The Knicks took the last step of slogging through a 17-65 season, a 115-89 loss to the Pistons. The team had already endured a stripping of talent, bringing into focus the reality that this was a path aimed toward the NBA Draft lottery and not the playoffs. This loss, which matched the worst record in franchise history, set four years earlier, was just the last humiliating moment.
David Fizdale, the first-year coach, tried either to put one last lesson in place for the NBA’s youngest team or to cover this garbage dump with one more fresh coat of paint. He told his team that the final seven games would represent a playoff series for them. They split the first six.
“I challenged them that this is our playoffs, seven games,” Fizdale said. “And we got down 0-1 to start the series. We ended up down 3-1. Now we’ve won two in a row to get a Game 7 on our court. I’m really trying to train their minds to understand what you’ve got to do to be a team that plays in the playoffs.”
The reality was that of their three wins, two were over the Bulls, with a roster made up mostly of players who had been in the G League days earlier. The ofther was against the Wizards, who seemed determined to remove anyone from the mix who could help them win.
The Knicks never led in this game, trailed by 16 in the first quarter and by 40 before being put out of their misery. The closest thing to a playoff game was the appearance of Red Panda, the longtime halftime attraction. Even the highlight they point to nightly, the blocked shots of Mitchell Robinson, came to an end as he didn’t block a shot for the first time in 39 games.
But Fizdale was taking his optimistic outlook to the final day, choosing to ignore the record and look instead at day-by-day teaching and player development.

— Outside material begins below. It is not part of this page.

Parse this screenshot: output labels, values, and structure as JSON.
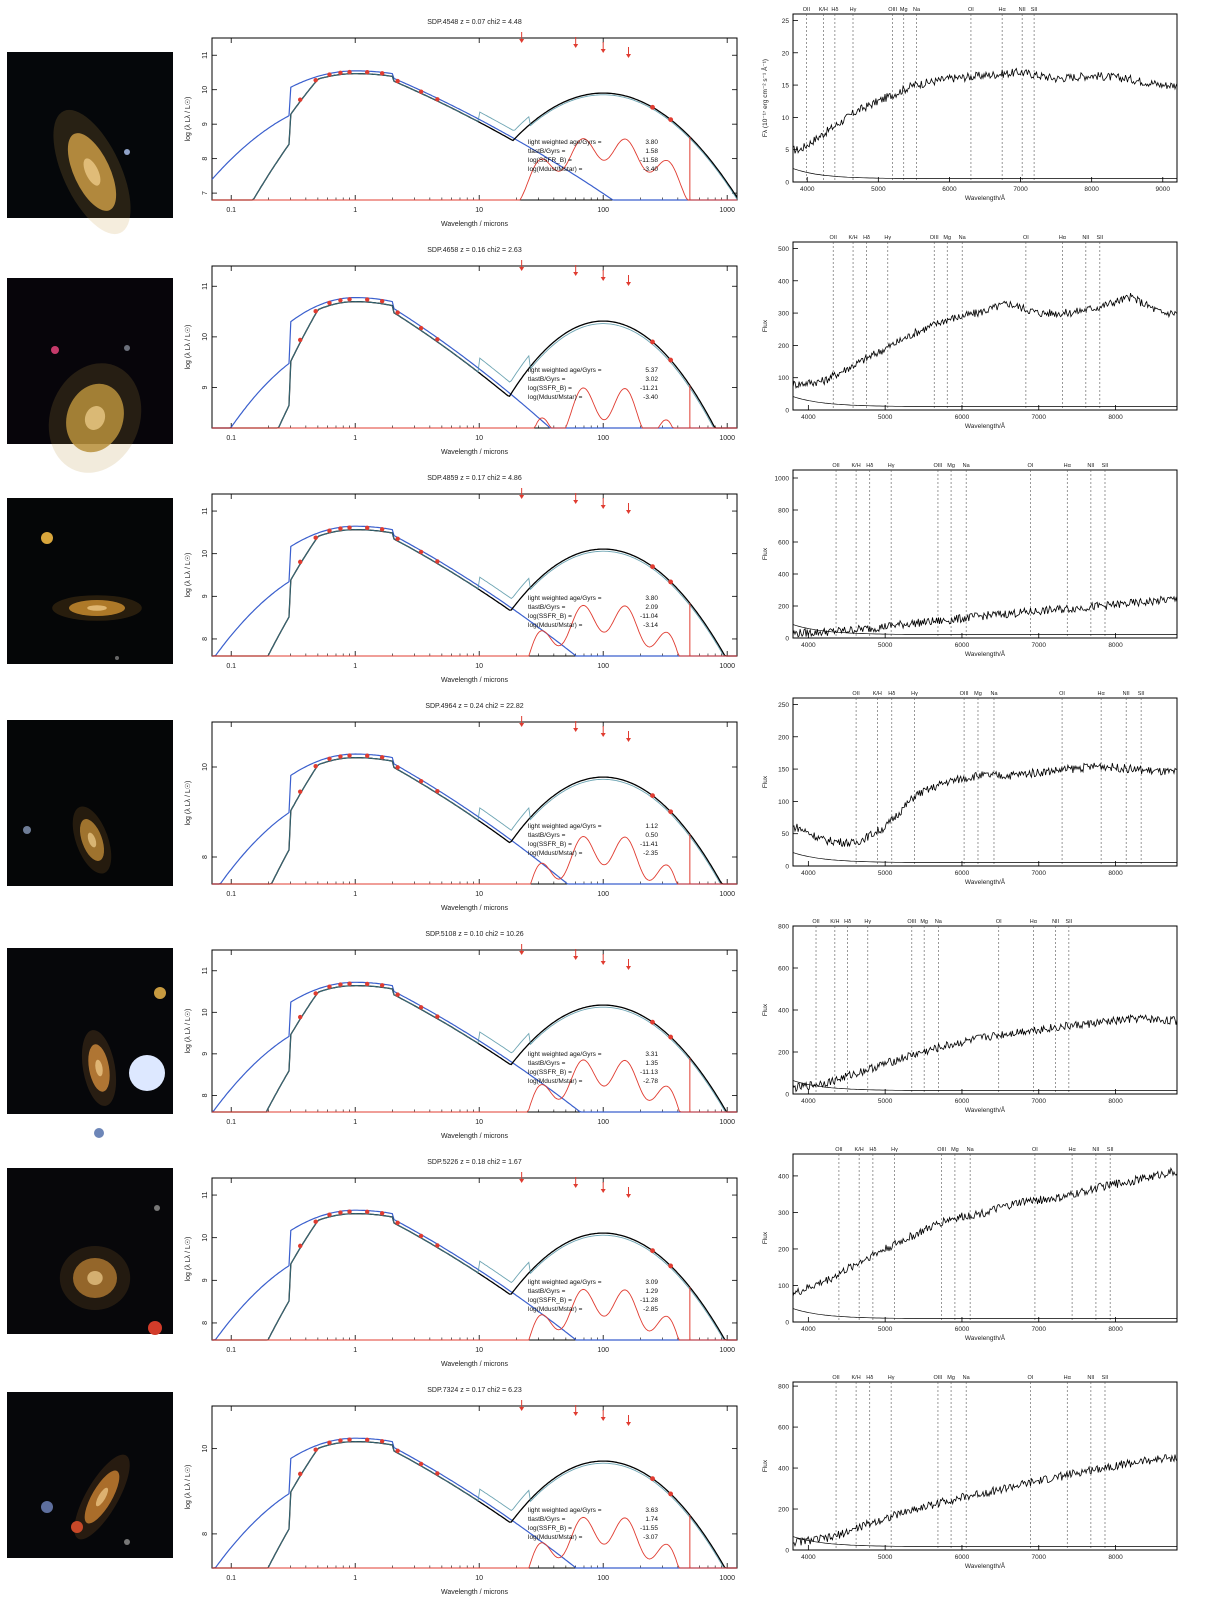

When the Knicks were mired at 14 wins and seemed unlikely to match the 17-65 record, he insisted he didn’t care about the record, and even when they matched the 17 wins Tuesday, he didn’t change his story.
“I never looked at it,” he said. “I never cared about any of it. This isn’t about me. This isn’t about a record right now. This won’t define me or this team. I’ve got a lot more to do in this league and so do these guys, and this is just the beginning of us laying down our culture.”
Fizdale already held his exit meetings with players in recent days. That left team president Steve Mills and general manager Scott Perry to handle the real point of their exit meetings, waving goodbye with a hearty thank you to the players who had lived through this season and almost certainly would not be back.
In Fizdale’s exit interviews, he provided instructions for the players who seem likely to return and for those on their way to other spots after serving as roster fillers until this summer’s massive cap-space clearing.
Now what awaits the Knicks is the lottery on May 14, when they will find out if all of the losing pays off. With the NBA's worst record, the lowest they can pick is fifth, but they have just a 14-percent chance of getting the top spot, the same chance that the Suns and Cavs have. Then it’s on to the free-agent chase that will determine the Knicks' immediate future.
Garden chairman James Dolan spoke assuredly last month that the stars would come. While Mills and Perry have tried to dampen the pressure to get Kevin Durant, Kyrie Irving or whatever star will end the playoff drought, the plan is clearly to make a splash in the free-agent market.
Emmanuel Mudiay, one of the expiring contracts, expressed a desire to return to New York, but he is well aware of the reality. “I’m just waiting and watching,” he said. “I don’t have a personal relationship with the names we’re trying to get right now. All I can do is just wait and watch and see and go from there.”